Na lotnisku Chopina w Warszawie miało miejsce awaryjne lądowanie samolotu, który przyleciał z Rosji i miał za cel Turcję. W konsekwencji trzy osoby, będące pasażerami, postanowiły nie kontynuować podróży do Stambułu, wybierając nowe kierunki – Wielką Brytanię oraz Albanię. Co istotne, nie odebrały swoich bagaży, które poleciały do Turcji. Rzecznik Ministerstwa Spraw Wewnętrznych i Administracji, Jacek Dobrzyński, zwrócił uwagę na konieczność przeglądu aktualnych procedur w traktowaniu pasażerów przylatujących z obszarów objętych restrykcjami.
AWARYJNE LĄDOWANIE NA CHOPINA
Incydent miał miejsce w nocy z 8 na 9 września, kiedy samolot na trasie Moskwa – Stambuł musiał awaryjnie wylądować w Warszawie. Zdarzenie to potwierdziła rzeczniczka prasowa stołecznego portu lotniczego, wskazując na problemy techniczne z urządzeniami nawigacyjnymi jako przyczynę lądowania. Na szczęście operacja ta przebiegła bezpiecznie, a pasażerowie zostali przewiezieni do strefy non-Schengen.

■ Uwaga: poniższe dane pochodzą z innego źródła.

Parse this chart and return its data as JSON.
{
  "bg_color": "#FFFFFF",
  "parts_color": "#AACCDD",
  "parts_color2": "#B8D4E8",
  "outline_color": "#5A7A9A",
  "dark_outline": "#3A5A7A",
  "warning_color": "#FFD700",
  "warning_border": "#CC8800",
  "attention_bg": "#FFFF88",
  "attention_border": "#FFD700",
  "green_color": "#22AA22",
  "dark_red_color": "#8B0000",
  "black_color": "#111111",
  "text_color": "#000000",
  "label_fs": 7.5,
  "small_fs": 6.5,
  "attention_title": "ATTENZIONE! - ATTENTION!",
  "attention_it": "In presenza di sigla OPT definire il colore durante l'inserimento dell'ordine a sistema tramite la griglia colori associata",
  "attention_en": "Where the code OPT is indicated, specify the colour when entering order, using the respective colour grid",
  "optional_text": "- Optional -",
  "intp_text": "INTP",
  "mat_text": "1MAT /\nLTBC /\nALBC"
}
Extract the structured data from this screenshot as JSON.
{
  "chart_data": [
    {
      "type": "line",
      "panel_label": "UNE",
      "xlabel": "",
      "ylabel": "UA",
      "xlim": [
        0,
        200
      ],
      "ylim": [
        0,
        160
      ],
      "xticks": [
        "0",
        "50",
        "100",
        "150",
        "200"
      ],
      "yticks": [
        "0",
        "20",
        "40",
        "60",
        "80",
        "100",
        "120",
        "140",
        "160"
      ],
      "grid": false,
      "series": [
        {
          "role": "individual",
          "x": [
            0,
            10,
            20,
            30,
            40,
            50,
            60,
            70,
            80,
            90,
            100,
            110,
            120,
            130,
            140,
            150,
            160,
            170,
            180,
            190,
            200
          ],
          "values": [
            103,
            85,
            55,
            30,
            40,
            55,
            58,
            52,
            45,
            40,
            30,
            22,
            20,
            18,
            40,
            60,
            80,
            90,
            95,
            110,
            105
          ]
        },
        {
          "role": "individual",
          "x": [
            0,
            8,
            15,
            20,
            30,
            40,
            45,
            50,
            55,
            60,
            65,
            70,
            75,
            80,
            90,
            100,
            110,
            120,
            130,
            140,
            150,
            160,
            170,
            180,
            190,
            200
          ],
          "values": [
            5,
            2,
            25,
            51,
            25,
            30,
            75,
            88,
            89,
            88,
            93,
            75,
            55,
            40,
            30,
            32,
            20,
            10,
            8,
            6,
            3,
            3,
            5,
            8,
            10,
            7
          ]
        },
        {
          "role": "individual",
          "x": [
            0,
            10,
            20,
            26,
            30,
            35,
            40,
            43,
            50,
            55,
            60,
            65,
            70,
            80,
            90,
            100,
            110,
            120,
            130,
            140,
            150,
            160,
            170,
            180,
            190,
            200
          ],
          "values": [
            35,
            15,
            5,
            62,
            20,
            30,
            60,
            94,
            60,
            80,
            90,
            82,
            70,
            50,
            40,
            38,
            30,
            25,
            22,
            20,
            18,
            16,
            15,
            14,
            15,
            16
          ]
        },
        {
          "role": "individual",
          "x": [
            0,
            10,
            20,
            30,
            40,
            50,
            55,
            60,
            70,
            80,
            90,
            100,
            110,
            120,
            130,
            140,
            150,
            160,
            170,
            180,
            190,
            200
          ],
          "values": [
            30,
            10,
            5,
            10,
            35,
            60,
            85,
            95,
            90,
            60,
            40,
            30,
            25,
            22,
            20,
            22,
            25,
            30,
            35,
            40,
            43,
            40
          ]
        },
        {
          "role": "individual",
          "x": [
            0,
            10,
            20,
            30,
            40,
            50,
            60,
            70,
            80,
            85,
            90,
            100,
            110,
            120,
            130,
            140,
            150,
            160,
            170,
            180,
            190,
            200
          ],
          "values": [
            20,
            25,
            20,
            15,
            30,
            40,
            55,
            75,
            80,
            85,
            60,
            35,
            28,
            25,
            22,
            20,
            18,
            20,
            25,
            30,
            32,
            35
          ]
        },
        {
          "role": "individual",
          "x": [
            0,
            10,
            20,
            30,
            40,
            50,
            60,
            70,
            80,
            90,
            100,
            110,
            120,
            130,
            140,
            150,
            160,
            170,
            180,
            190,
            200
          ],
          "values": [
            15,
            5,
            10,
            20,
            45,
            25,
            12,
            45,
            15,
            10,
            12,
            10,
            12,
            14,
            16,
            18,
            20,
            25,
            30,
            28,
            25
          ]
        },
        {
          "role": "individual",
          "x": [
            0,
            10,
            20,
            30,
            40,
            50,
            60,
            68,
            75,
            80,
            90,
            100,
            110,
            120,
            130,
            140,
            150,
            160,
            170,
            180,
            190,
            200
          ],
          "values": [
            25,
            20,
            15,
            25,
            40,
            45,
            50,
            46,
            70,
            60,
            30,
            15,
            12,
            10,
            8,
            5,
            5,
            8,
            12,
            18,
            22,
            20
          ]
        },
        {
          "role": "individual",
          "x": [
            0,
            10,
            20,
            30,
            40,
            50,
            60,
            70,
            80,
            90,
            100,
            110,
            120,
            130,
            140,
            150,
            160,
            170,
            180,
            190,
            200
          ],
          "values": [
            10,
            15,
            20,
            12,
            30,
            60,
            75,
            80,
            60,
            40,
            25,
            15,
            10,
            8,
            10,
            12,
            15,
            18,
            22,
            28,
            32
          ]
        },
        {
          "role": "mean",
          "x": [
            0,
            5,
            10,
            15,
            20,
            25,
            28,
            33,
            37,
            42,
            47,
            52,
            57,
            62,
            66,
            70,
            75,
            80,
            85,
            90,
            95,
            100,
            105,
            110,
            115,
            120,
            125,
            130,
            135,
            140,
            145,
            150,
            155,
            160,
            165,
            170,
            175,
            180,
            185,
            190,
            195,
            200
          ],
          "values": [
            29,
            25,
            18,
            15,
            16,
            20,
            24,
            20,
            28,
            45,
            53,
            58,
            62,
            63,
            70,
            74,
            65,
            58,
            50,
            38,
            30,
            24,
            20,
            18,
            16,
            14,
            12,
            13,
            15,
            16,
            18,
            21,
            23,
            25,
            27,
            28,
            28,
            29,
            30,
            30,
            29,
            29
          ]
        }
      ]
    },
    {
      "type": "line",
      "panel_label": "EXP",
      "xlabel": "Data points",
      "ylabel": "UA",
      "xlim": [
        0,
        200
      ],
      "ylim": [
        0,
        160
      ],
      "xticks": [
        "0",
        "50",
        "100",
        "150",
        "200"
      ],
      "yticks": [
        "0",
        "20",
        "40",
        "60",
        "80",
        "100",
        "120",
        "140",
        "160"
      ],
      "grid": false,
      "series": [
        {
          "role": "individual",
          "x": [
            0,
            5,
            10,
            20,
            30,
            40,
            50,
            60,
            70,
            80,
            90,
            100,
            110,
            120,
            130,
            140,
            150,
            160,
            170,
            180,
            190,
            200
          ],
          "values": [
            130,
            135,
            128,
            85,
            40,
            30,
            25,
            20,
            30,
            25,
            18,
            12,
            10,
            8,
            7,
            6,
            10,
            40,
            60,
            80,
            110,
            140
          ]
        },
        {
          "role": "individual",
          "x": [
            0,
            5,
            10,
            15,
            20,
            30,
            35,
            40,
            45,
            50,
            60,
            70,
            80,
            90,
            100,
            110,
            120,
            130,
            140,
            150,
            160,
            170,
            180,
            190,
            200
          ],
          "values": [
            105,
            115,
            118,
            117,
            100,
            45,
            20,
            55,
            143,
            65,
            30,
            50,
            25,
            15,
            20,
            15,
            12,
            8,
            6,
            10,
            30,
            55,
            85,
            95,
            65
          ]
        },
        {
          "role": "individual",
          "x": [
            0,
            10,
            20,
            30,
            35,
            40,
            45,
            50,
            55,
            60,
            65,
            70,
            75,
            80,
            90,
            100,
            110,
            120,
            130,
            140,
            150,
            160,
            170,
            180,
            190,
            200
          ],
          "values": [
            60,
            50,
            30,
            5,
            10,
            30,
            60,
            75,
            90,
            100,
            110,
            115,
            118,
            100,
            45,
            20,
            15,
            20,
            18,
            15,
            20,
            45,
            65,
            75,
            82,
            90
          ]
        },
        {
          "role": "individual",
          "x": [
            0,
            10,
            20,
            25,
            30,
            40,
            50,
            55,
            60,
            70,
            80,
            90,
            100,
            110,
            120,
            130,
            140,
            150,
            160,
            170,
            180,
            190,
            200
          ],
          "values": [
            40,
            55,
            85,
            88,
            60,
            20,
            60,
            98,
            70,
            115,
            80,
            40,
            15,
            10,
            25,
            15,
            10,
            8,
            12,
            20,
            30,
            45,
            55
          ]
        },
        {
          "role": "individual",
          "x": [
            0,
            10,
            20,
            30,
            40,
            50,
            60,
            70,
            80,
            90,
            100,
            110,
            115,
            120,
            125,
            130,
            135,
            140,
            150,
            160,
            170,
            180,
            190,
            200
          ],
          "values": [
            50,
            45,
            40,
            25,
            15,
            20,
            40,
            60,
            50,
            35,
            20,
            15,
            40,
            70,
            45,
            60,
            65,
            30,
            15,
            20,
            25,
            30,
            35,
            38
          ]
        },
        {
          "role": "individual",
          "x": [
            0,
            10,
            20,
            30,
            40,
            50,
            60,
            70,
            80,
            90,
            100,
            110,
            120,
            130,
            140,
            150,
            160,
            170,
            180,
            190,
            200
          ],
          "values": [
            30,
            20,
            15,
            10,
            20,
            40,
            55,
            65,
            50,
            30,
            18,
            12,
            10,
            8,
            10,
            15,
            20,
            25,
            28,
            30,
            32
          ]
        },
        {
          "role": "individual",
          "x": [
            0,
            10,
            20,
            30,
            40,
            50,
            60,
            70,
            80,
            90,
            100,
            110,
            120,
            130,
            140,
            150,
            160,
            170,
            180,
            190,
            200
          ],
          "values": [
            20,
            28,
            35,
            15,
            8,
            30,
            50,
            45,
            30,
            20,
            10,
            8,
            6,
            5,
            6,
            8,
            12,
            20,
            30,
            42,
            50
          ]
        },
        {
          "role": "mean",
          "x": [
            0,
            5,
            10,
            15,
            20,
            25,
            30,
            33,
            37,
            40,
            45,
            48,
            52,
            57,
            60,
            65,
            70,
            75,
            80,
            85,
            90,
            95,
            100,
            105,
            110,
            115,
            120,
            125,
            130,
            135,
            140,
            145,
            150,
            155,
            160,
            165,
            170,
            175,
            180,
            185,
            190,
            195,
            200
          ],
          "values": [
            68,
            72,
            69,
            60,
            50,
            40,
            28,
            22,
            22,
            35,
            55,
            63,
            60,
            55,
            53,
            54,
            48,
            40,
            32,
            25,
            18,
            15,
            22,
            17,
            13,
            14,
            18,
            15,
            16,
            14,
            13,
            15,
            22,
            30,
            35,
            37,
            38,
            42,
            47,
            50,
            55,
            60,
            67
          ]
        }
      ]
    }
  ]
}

PASOŻEROWIE W NOWYCH KIERUNKACH
Po podstawieniu zastępczego samolotu większość podróżnych ponownie udała się w stronę Stambułu. Niemniej jednak, jak ustalił dziennikarz Radia Zet, te nie wszyscy pasażerowie kontynuowali lot; na pokładzie brakowało trzech osób. W tej sprawie pojawiły się różne doniesienia. Straż Graniczna poinformowała, że dwoje Rosjan z brytyjskimi paszportami zdecydowało się na podróż do Wielkiej Brytanii, natomiast Dobrzyński wspomniał o dwóch kobietach i mężczyźnie, z których jedna z kobiet miała wylecieć do Londynu, a druga do Norwich, natomiast mężczyzna zmierzał do Tirany w Albanii.
TAJEMNICE LOTNISKOWE
Jak donoszą media, monitoring lotniska zarejestrował ich wyjście z terminalu, jednak dalsze losy tej trójki pozostają niejasne. Pomimo zakończenia jednej podróży, ich bagaże bez wątpienia poleciały w stronę Turcji, co dodatkowo komplikuje sytuację. Jacek Dobrzyński ponownie podkreślił znaczenie analizy i ewentualnych zmian w procedurach dotyczących pasażerów przylatujących z krajów objętych restrykcjami, co wskazuje na potrzebę wyciągnięcia wniosków z tej niefortunnej sytuacji.